FEC Invites Comment On Campaign Finance Laws At First Public Hearing
RACHEL MARTIN, HOST:
Now, what I'm about to tell you is not exactly headline news. The Federal Election Commission is holding a public hearing tomorrow. What is surprising is that the hearing really is public. Thousands of Americans have already written to the commission with strong opinions about the role money plays in politics, and with so much interest, tomorrow's meeting could be standing room only. NPR's Peter Overby reports.
PETER OVERBY, BYLINE: Most witnesses at FEC hearings arrive by cab or even by foot. Susan Grogan is coming from the far tip of Southern Maryland - 70 miles on a rural highway. It'll be her first time appearing at the FEC.
SUSAN GROGAN: Why now? I think because I've gotten a little fed up.
OVERBY: Fed up, she says, with the big, unregulated and sometimes secret contributions that flow into congressional and presidential elections. Grogan studies election law in her job as a political science professor at St. Mary's College of Maryland. It's a public college with 1,900 students.
GROGAN: I've watched the - I guess evisceration is the best way to put it - of campaign finance law in recent years.
OVERBY: She's referring to the wild growth in unregulated money, thanks to the Supreme Court's Citizens United decision, other court rulings and sympathetic actions by Congress and the FEC itself. So last October, when the commission posted an invitation for people to send in comments on several issues...
GROGAN: I started writing the commentary.
OVERBY: And joining her in the 10,000-word document were two students and a former student from her Parties and Elections class.
GROGAN: One of them suggested a couple of paragraphs that went into the final comment. I think the others were a little shy.
OVERBY: Grogan also has something to admit.
GROGAN: That I did end up in some scolding of the commission in the commentary.
OVERBY: Although the FEC didn't get a record number of comments, it got a lot.

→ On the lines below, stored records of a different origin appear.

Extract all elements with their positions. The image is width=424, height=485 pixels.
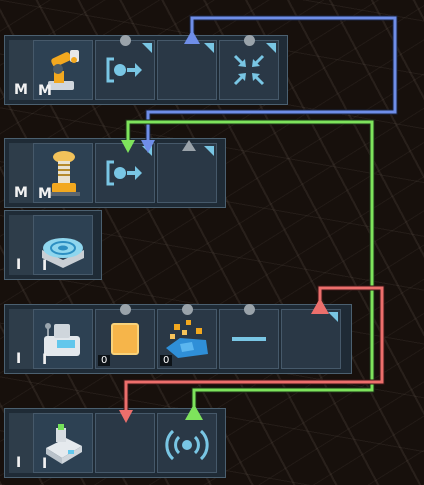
item-count: 0 [98,355,111,366]
machine-slot-bioreactor[interactable]: I [33,309,93,369]
connector-triangle[interactable] [182,140,196,151]
machine-panel-bioreactor: I I 0 0 [4,304,352,374]
mode-letter-left: M [14,185,28,201]
mode-letter-left: I [16,351,22,367]
machine-panel-robot-arm: M M [4,35,288,105]
empty-slot[interactable] [157,40,217,100]
slot-corner-marker [204,43,214,53]
mode-letter-left: I [16,455,22,471]
output-arrow-icon [106,160,142,186]
slot-corner-marker [204,146,214,156]
machine-panel-pressure-plate: I I [4,210,102,280]
output-arrow-icon [106,57,142,83]
mode-letter-right: M [38,83,52,99]
machine-slot-robot-arm[interactable]: M [33,40,93,100]
broadcast-signal-icon [165,429,209,461]
broadcast-slot[interactable] [157,413,217,473]
slot-corner-marker [328,312,338,322]
mode-letter-right: M [38,186,52,202]
output-slot[interactable] [95,143,155,203]
output-slot[interactable] [95,35,155,100]
machine-slot-tesla-coil[interactable]: M [33,143,93,203]
machine-slot-sensor[interactable]: I [33,413,93,473]
machine-slot-pressure-plate[interactable]: I [33,215,93,275]
empty-slot[interactable] [95,413,155,473]
mode-letter-right: I [42,258,48,274]
item-slot-blue[interactable]: 0 [157,304,217,369]
merge-slot[interactable] [219,35,279,100]
minus-icon [232,337,266,341]
machine-panel-sensor: I I [4,408,226,478]
mode-letter-left: M [14,82,28,98]
mode-letter-right: I [42,352,48,368]
empty-slot[interactable] [281,309,341,369]
machine-panel-tesla-coil: M M [4,138,226,208]
empty-slot[interactable] [157,140,217,203]
mode-letter-right: I [42,456,48,472]
merge-arrows-icon [233,54,265,86]
minus-slot[interactable] [219,304,279,369]
item-slot-orange[interactable]: 0 [95,304,155,369]
item-count: 0 [160,355,173,366]
mode-letter-left: I [16,257,22,273]
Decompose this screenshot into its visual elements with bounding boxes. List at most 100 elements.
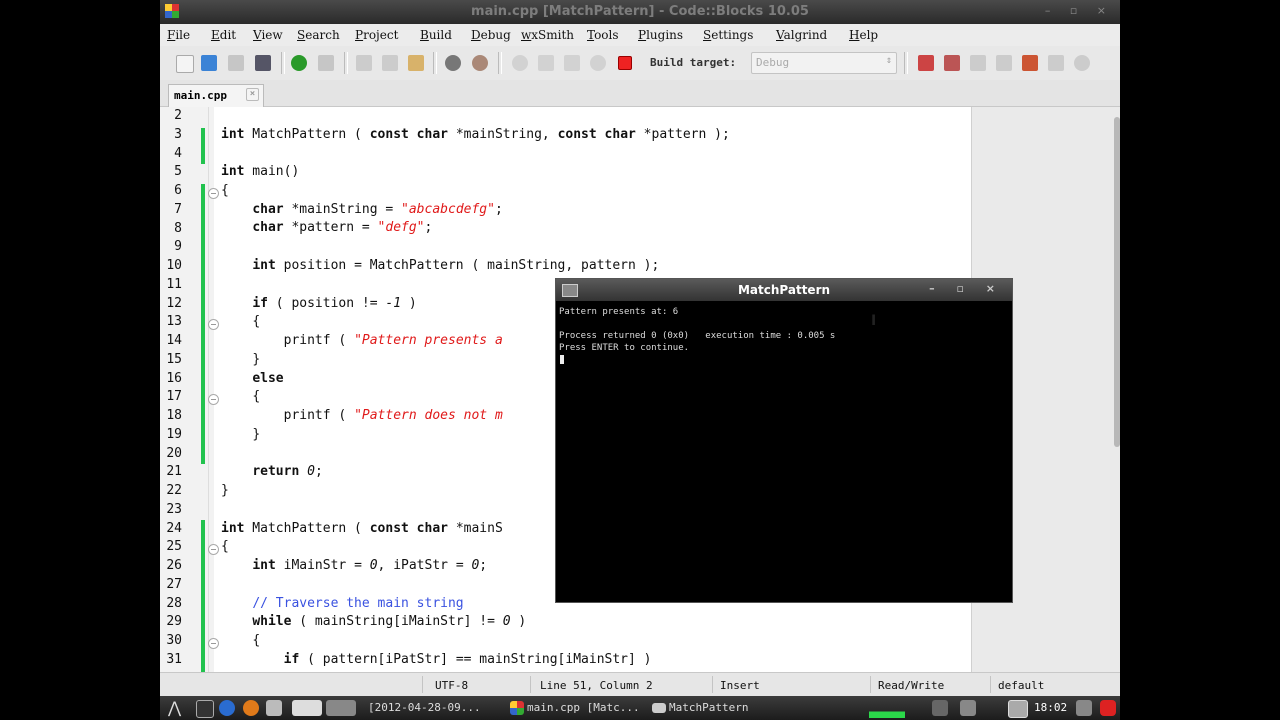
redo-icon[interactable] xyxy=(318,55,334,71)
build-and-run-icon[interactable] xyxy=(564,55,580,71)
run-icon[interactable] xyxy=(538,55,554,71)
paste-icon[interactable] xyxy=(408,55,424,71)
code-line-17: { xyxy=(252,389,261,404)
workspace-2[interactable] xyxy=(326,700,356,716)
code-line-14: printf ( "Pattern presents a xyxy=(283,333,503,348)
chevron-down-icon: ⇕ xyxy=(885,55,892,66)
toolbar: Build target: Debug ⇕ xyxy=(160,46,1120,81)
debug-run-to-cursor-icon[interactable] xyxy=(944,55,960,71)
menu-tools[interactable]: Tools xyxy=(587,28,619,42)
vertical-scrollbar[interactable] xyxy=(1114,117,1120,447)
abort-icon[interactable] xyxy=(618,56,632,70)
new-file-icon[interactable] xyxy=(176,55,194,73)
undo-icon[interactable] xyxy=(291,55,307,71)
code-line-22: } xyxy=(221,483,229,498)
debug-step-into-icon[interactable] xyxy=(996,55,1012,71)
menu-build[interactable]: Build xyxy=(420,28,452,42)
toolbar-separator xyxy=(498,52,502,74)
fold-marker-icon[interactable] xyxy=(208,319,219,330)
status-access: Read/Write xyxy=(878,679,945,692)
replace-icon[interactable] xyxy=(472,55,488,71)
code-line-19: } xyxy=(252,427,261,442)
code-line-24: int MatchPattern ( const char *mainS xyxy=(221,521,503,536)
menu-plugins[interactable]: Plugins xyxy=(638,28,683,42)
debug-start-icon[interactable] xyxy=(918,55,934,71)
volume-icon[interactable] xyxy=(960,700,976,716)
fold-marker-icon[interactable] xyxy=(208,638,219,649)
console-output: Pattern presents at: 6 Process returned … xyxy=(559,307,836,353)
debug-next-line-icon[interactable] xyxy=(970,55,986,71)
menu-view[interactable]: View xyxy=(253,28,283,42)
menu-valgrind[interactable]: Valgrind xyxy=(776,28,827,42)
code-line-29: while ( mainString[iMainStr] != 0 ) xyxy=(252,614,527,629)
fold-marker-icon[interactable] xyxy=(208,394,219,405)
line-number: 26 xyxy=(166,558,182,573)
rebuild-icon[interactable] xyxy=(590,55,606,71)
browser-icon[interactable] xyxy=(219,700,235,716)
open-folder-icon[interactable] xyxy=(201,55,217,71)
status-bar: UTF-8 Line 51, Column 2 Insert Read/Writ… xyxy=(160,672,1120,697)
cut-icon[interactable] xyxy=(356,55,372,71)
menu-edit[interactable]: Edit xyxy=(211,28,236,42)
network-icon[interactable] xyxy=(932,700,948,716)
code-line-26: int iMainStr = 0, iPatStr = 0; xyxy=(252,558,488,573)
workspace-1[interactable] xyxy=(292,700,322,716)
taskbar-item-matchpattern[interactable]: MatchPattern xyxy=(669,701,748,714)
save-all-icon[interactable] xyxy=(255,55,271,71)
debug-stop-icon[interactable] xyxy=(1048,55,1064,71)
menu-file[interactable]: File xyxy=(167,28,190,42)
screen: main.cpp [MatchPattern] - Code::Blocks 1… xyxy=(160,0,1120,720)
fold-marker-icon[interactable] xyxy=(208,188,219,199)
debug-step-out-icon[interactable] xyxy=(1022,55,1038,71)
keyboard-icon[interactable] xyxy=(1008,700,1028,718)
show-desktop-icon[interactable] xyxy=(196,700,214,718)
logout-icon[interactable] xyxy=(1100,700,1116,716)
menu-search[interactable]: Search xyxy=(297,28,340,42)
firefox-icon[interactable] xyxy=(243,700,259,716)
tab-main-cpp[interactable]: main.cpp × xyxy=(168,84,264,107)
line-number: 16 xyxy=(166,370,182,386)
debug-windows-icon[interactable] xyxy=(1074,55,1090,71)
copy-icon[interactable] xyxy=(382,55,398,71)
clock[interactable]: 18:02 xyxy=(1034,701,1067,714)
console-window[interactable]: MatchPattern – ▫ × Pattern presents at: … xyxy=(555,278,1013,603)
tab-label: main.cpp xyxy=(174,89,227,102)
console-title-bar[interactable]: MatchPattern – ▫ × xyxy=(556,279,1012,301)
app-menu-icon[interactable]: ⋀ xyxy=(168,698,184,717)
menu-project[interactable]: Project xyxy=(355,28,398,42)
window-controls[interactable]: – ▫ × xyxy=(1045,4,1114,17)
status-divider xyxy=(530,676,531,693)
taskbar: ⋀ [2012-04-28-09... main.cpp [Matc... Ma… xyxy=(160,696,1120,720)
line-number: 18 xyxy=(166,408,182,423)
menu-help[interactable]: Help xyxy=(849,28,878,42)
line-number: 20 xyxy=(166,445,182,461)
menu-debug[interactable]: Debug xyxy=(471,28,511,42)
taskbar-item-codeblocks[interactable]: main.cpp [Matc... xyxy=(527,701,640,714)
taskbar-item-terminal[interactable]: [2012-04-28-09... xyxy=(368,701,481,714)
code-line-13: { xyxy=(252,314,261,329)
build-target-select[interactable]: Debug ⇕ xyxy=(751,52,897,74)
line-number: 11 xyxy=(166,276,182,292)
line-number: 13 xyxy=(166,314,182,330)
console-window-controls[interactable]: – ▫ × xyxy=(929,282,1004,295)
line-number: 9 xyxy=(174,239,182,255)
line-number: 7 xyxy=(174,201,182,217)
close-icon[interactable]: × xyxy=(246,88,259,101)
line-number: 14 xyxy=(166,333,182,348)
line-number: 31 xyxy=(166,651,182,667)
lock-screen-icon[interactable] xyxy=(1076,700,1092,716)
line-number: 30 xyxy=(166,633,182,648)
menu-wxsmith[interactable]: wxSmith xyxy=(521,28,574,42)
code-line-28: // Traverse the main string xyxy=(252,596,464,611)
build-target-label: Build target: xyxy=(650,56,737,69)
toolbar-separator xyxy=(344,52,348,74)
code-line-18: printf ( "Pattern does not m xyxy=(283,408,503,423)
menu-settings[interactable]: Settings xyxy=(703,28,753,42)
status-position: Line 51, Column 2 xyxy=(540,679,653,692)
save-icon[interactable] xyxy=(228,55,244,71)
fold-marker-icon[interactable] xyxy=(208,544,219,555)
terminal-launcher-icon[interactable] xyxy=(266,700,282,716)
find-icon[interactable] xyxy=(445,55,461,71)
build-gear-icon[interactable] xyxy=(512,55,528,71)
code-line-31: if ( pattern[iPatStr] == mainString[iMai… xyxy=(283,652,652,667)
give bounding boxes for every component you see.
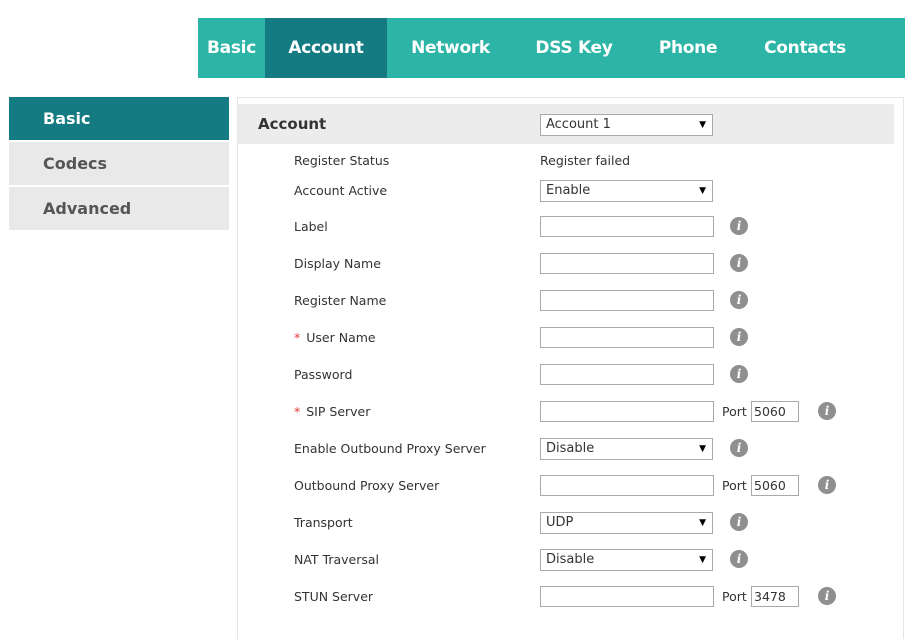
register-name-label: Register Name — [294, 293, 387, 308]
row-register-name: Register Name i — [238, 290, 903, 327]
enable-outbound-proxy-value: Disable — [546, 441, 595, 456]
password-label: Password — [294, 367, 353, 382]
account-panel: Account Account 1 ▼ Register Status Regi… — [237, 97, 904, 639]
dropdown-arrow-icon: ▼ — [699, 186, 706, 196]
sip-server-label: * SIP Server — [294, 401, 370, 423]
outbound-proxy-server-input[interactable] — [540, 475, 714, 496]
panel-header: Account Account 1 ▼ — [238, 104, 894, 144]
side-menu-basic[interactable]: Basic — [9, 97, 229, 140]
user-name-label: * User Name — [294, 327, 376, 349]
tab-phone[interactable]: Phone — [634, 18, 742, 78]
stun-server-port-value: 3478 — [754, 589, 786, 604]
info-icon[interactable]: i — [730, 513, 748, 531]
account-active-select[interactable]: Enable ▼ — [540, 180, 713, 202]
info-icon[interactable]: i — [730, 217, 748, 235]
transport-label: Transport — [294, 515, 353, 530]
side-menu: Basic Codecs Advanced — [9, 97, 229, 232]
nat-traversal-label: NAT Traversal — [294, 552, 380, 567]
sip-server-input[interactable] — [540, 401, 714, 422]
row-display-name: Display Name i — [238, 253, 903, 290]
dropdown-arrow-icon: ▼ — [699, 518, 706, 528]
display-name-label: Display Name — [294, 256, 381, 271]
info-icon[interactable]: i — [730, 365, 748, 383]
info-icon[interactable]: i — [730, 439, 748, 457]
account-active-value: Enable — [546, 183, 591, 198]
top-nav: Basic Account Network DSS Key Phone Cont… — [198, 18, 905, 78]
tab-basic[interactable]: Basic — [198, 18, 265, 78]
user-name-label-text: User Name — [306, 330, 376, 345]
row-password: Password i — [238, 364, 903, 401]
tab-dss-key[interactable]: DSS Key — [514, 18, 634, 78]
required-mark: * — [294, 330, 301, 345]
account-active-label: Account Active — [294, 183, 388, 198]
sip-server-port-value: 5060 — [754, 404, 786, 419]
info-icon[interactable]: i — [730, 328, 748, 346]
register-status-value: Register failed — [540, 153, 631, 168]
label-input[interactable] — [540, 216, 714, 237]
user-name-input[interactable] — [540, 327, 714, 348]
info-icon[interactable]: i — [730, 550, 748, 568]
display-name-input[interactable] — [540, 253, 714, 274]
info-icon[interactable]: i — [818, 402, 836, 420]
dropdown-arrow-icon: ▼ — [699, 120, 706, 130]
side-menu-advanced[interactable]: Advanced — [9, 187, 229, 230]
dropdown-arrow-icon: ▼ — [699, 555, 706, 565]
outbound-proxy-server-label: Outbound Proxy Server — [294, 478, 440, 493]
info-icon[interactable]: i — [730, 254, 748, 272]
info-icon[interactable]: i — [818, 476, 836, 494]
dropdown-arrow-icon: ▼ — [699, 444, 706, 454]
nat-traversal-value: Disable — [546, 552, 595, 567]
row-nat-traversal: NAT Traversal Disable ▼ i — [238, 549, 903, 586]
row-label: Label i — [238, 216, 903, 253]
side-menu-codecs[interactable]: Codecs — [9, 142, 229, 185]
register-name-input[interactable] — [540, 290, 714, 311]
account-select-value: Account 1 — [546, 117, 611, 132]
sip-server-port-input[interactable]: 5060 — [751, 401, 799, 422]
enable-outbound-proxy-select[interactable]: Disable ▼ — [540, 438, 713, 460]
enable-outbound-proxy-label: Enable Outbound Proxy Server — [294, 441, 486, 456]
stun-server-port-input[interactable]: 3478 — [751, 586, 799, 607]
info-icon[interactable]: i — [730, 291, 748, 309]
register-status-label: Register Status — [294, 153, 390, 168]
tab-contacts[interactable]: Contacts — [742, 18, 868, 78]
row-account-active: Account Active Enable ▼ — [238, 180, 903, 217]
required-mark: * — [294, 404, 301, 419]
nat-traversal-select[interactable]: Disable ▼ — [540, 549, 713, 571]
tab-network[interactable]: Network — [387, 18, 514, 78]
tab-account[interactable]: Account — [265, 18, 387, 78]
account-select[interactable]: Account 1 ▼ — [540, 114, 713, 136]
row-user-name: * User Name i — [238, 327, 903, 364]
stun-server-label: STUN Server — [294, 589, 374, 604]
password-input[interactable] — [540, 364, 714, 385]
transport-value: UDP — [546, 515, 574, 530]
panel-title: Account — [258, 115, 327, 133]
row-enable-outbound-proxy: Enable Outbound Proxy Server Disable ▼ i — [238, 438, 903, 475]
row-outbound-proxy-server: Outbound Proxy Server Port 5060 i — [238, 475, 903, 512]
port-label: Port — [722, 589, 747, 604]
row-sip-server: * SIP Server Port 5060 i — [238, 401, 903, 438]
info-icon[interactable]: i — [818, 587, 836, 605]
row-stun-server: STUN Server Port 3478 i — [238, 586, 903, 623]
transport-select[interactable]: UDP ▼ — [540, 512, 713, 534]
label-label: Label — [294, 219, 328, 234]
port-label: Port — [722, 478, 747, 493]
stun-server-input[interactable] — [540, 586, 714, 607]
sip-server-label-text: SIP Server — [306, 404, 371, 419]
outbound-proxy-port-value: 5060 — [754, 478, 786, 493]
row-transport: Transport UDP ▼ i — [238, 512, 903, 549]
port-label: Port — [722, 404, 747, 419]
outbound-proxy-port-input[interactable]: 5060 — [751, 475, 799, 496]
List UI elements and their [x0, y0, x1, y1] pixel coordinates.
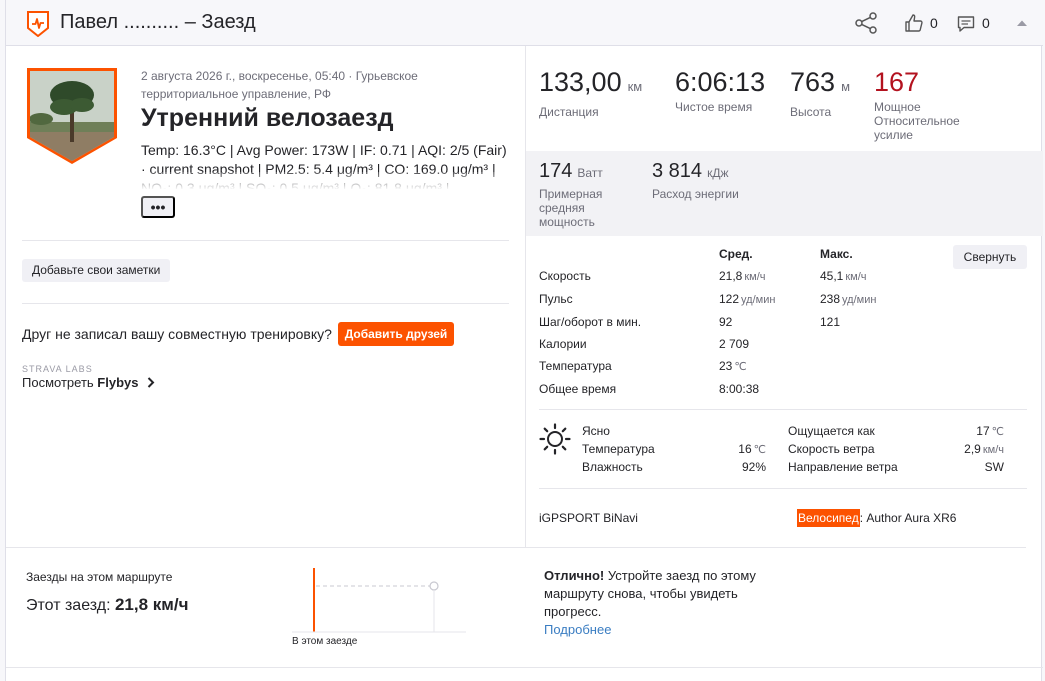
collapse-button[interactable]: Свернуть — [953, 245, 1027, 269]
col-header-max: Макс. — [820, 247, 853, 261]
row-label: Шаг/оборот в мин. — [539, 315, 642, 329]
weather-condition: Ясно — [582, 424, 610, 438]
page-header: Павел .......... – Заезд 0 0 — [6, 0, 1043, 46]
divider — [6, 667, 1043, 668]
row-label: Общее время — [539, 382, 617, 396]
row-avg: 2 709 — [719, 337, 750, 351]
row-avg: 92 — [719, 315, 733, 329]
device-name: iGPSPORT BiNavi — [539, 511, 638, 525]
thumbs-up-icon[interactable] — [904, 13, 924, 33]
stat-elevation: 763 м Высота — [790, 67, 850, 119]
col-header-avg: Сред. — [719, 247, 753, 261]
weather-wind-dir-label: Направление ветра — [788, 460, 898, 474]
comment-icon[interactable] — [957, 15, 975, 33]
weather-temp-label: Температура — [582, 442, 655, 456]
description-fade — [141, 172, 511, 190]
divider — [22, 240, 509, 241]
stat-value: 6:06:13 — [675, 67, 766, 97]
flybys-link[interactable]: Посмотреть Flybys — [22, 375, 138, 390]
activity-card: Павел .......... – Заезд 0 0 2 августа 2… — [5, 0, 1043, 681]
stat-label: Дистанция — [539, 105, 599, 119]
learn-more-link[interactable]: Подробнее — [544, 622, 611, 637]
stat-label: Примерная средняя мощность — [539, 187, 603, 229]
column-divider — [525, 46, 526, 548]
row-label: Пульс — [539, 292, 573, 306]
caret-up-icon[interactable] — [1016, 19, 1028, 27]
bike-label-highlight: Велосипед — [797, 509, 860, 527]
route-efforts-title: Заезды на этом маршруте — [26, 570, 173, 584]
row-label: Температура — [539, 359, 612, 373]
flybys-prefix: Посмотреть — [22, 375, 98, 390]
bike-value[interactable]: : Author Aura XR6 — [860, 511, 957, 525]
activity-title[interactable]: Утренний велозаезд — [141, 104, 394, 133]
share-icon[interactable] — [854, 12, 878, 34]
weather-wind-speed-label: Скорость ветра — [788, 442, 875, 456]
add-notes-button[interactable]: Добавьте свои заметки — [22, 259, 171, 282]
row-avg: 21,8 км/ч — [719, 269, 766, 283]
stat-label: Высота — [790, 105, 832, 119]
stat-energy: 3 814 кДж Расход энергии — [652, 159, 739, 201]
row-label: Калории — [539, 337, 587, 351]
weather-humidity-value: 92% — [741, 460, 766, 474]
kudos-count[interactable]: 0 — [930, 15, 938, 31]
row-max: 121 — [820, 315, 841, 329]
row-avg: 23 ℃ — [719, 359, 747, 373]
stat-relative-effort[interactable]: 167 Мощное Относительное усилие — [874, 67, 984, 142]
divider — [22, 303, 509, 304]
stat-distance: 133,00 км Дистанция — [539, 67, 642, 119]
divider — [539, 488, 1027, 489]
add-friends-button[interactable]: Добавить друзей — [338, 322, 454, 346]
stat-moving-time: 6:06:13 Чистое время — [675, 67, 765, 114]
divider — [6, 547, 1026, 548]
stat-value: 763 м — [790, 67, 850, 97]
weather-feels-value: 17 ℃ — [976, 424, 1004, 438]
weather-temp-value: 16 ℃ — [738, 442, 766, 456]
row-label: Скорость — [539, 269, 591, 283]
flybys-bold: Flybys — [97, 375, 139, 390]
weather-wind-dir-value: SW — [984, 460, 1004, 474]
bike-info: Велосипед: Author Aura XR6 — [797, 509, 957, 527]
row-avg: 122 уд/мин — [719, 292, 776, 306]
chevron-right-icon[interactable] — [147, 377, 155, 388]
weather-wind-speed-value: 2,9 км/ч — [964, 442, 1004, 456]
progress-message: Отлично! Устройте заезд по этому маршрут… — [544, 568, 756, 619]
divider — [539, 409, 1027, 410]
more-button[interactable]: ••• — [141, 196, 175, 218]
stat-label: Мощное Относительное усилие — [874, 100, 960, 142]
strava-labs-label: STRAVA LABS — [22, 364, 93, 374]
weather-humidity-label: Влажность — [582, 460, 643, 474]
chart-caption: В этом заезде — [292, 636, 358, 647]
strava-logo-icon[interactable] — [26, 11, 50, 37]
future-effort-point — [429, 581, 439, 591]
missing-friend-question: Друг не записал вашу совместную трениров… — [22, 326, 332, 342]
stat-value: 167 — [874, 67, 920, 97]
sun-icon — [539, 423, 571, 455]
comment-count[interactable]: 0 — [982, 15, 990, 31]
activity-date-location: 2 августа 2026 г., воскресенье, 05:40 · … — [141, 69, 418, 101]
stat-label: Чистое время — [675, 100, 753, 114]
stat-value: 3 814 кДж — [652, 160, 729, 182]
stat-avg-power: 174 Ватт Примерная средняя мощность — [539, 159, 629, 229]
stat-value: 174 Ватт — [539, 160, 603, 182]
row-avg: 8:00:38 — [719, 382, 760, 396]
weather-feels-label: Ощущается как — [788, 424, 875, 438]
stat-label: Расход энергии — [652, 187, 739, 201]
row-max: 238 уд/мин — [820, 292, 877, 306]
row-max: 45,1 км/ч — [820, 269, 867, 283]
page-title: Павел .......... – Заезд — [60, 11, 256, 33]
this-effort: Этот заезд: 21,8 км/ч — [26, 595, 189, 614]
stat-value: 133,00 км — [539, 67, 643, 97]
activity-photo[interactable] — [26, 67, 118, 165]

ANN RAVEL: Thirty-two-thousand - over 32,000 comments.
OVERBY: This is FEC chair Ann Ravel, one of the three Democratic appointees. There are also three Republican appointees. The commission was designed to be vulnerable to partisan deadlock. Ravel is trying to refocus the FEC's attention. She says it caters too much to lawyers and consultants for politicians.
RAVEL: I believe that the client base is the American public because we have to serve their interests.
OVERBY: Like the comment, the hearing is part of that outreach. It won't have the star power that comedian Stephen Colbert brought to the FEC in 2011 when he came for a ruling on his super PAC. After the meeting he went out in front of the FEC Building and held an impromptu fundraiser.
(SOUNDBITE OF ARCHIVED RECORDING)
STEPHEN COLBERT: I am a super PAC, and so can you.
OVERBY: Now, Ravel says extra seats are being squeezed into the little hearing room and two overflow spaces are being set up. Tomorrow, there will be extensive testimony from campaign professionals.
RAVEL: But also from members of the public who have a really acute interest in the issues that the FEC oversees.
OVERBY: Republican Commissioner Caroline Hunter has doubts. She says the written comments tend to address issues that the FEC isn't considering or issues that involve First Amendment concerns beyond the agency's jurisdiction.
CAROLINE HUNTER: We're not likely to do anything that we perceive to be contrary to statute or the Constitution.
OVERBY: And Hunter doubts the hearing will change things at the FEC.
HUNTER: Probably not because a lot of the comments that I anticipate hearing will be about things that are more properly before Congress.
OVERBY: The commission has scheduled an extra-long, open-ended hearing day. The public is supposed to get at least two hours of speaking time. Peter Overby, NPR News, Washington.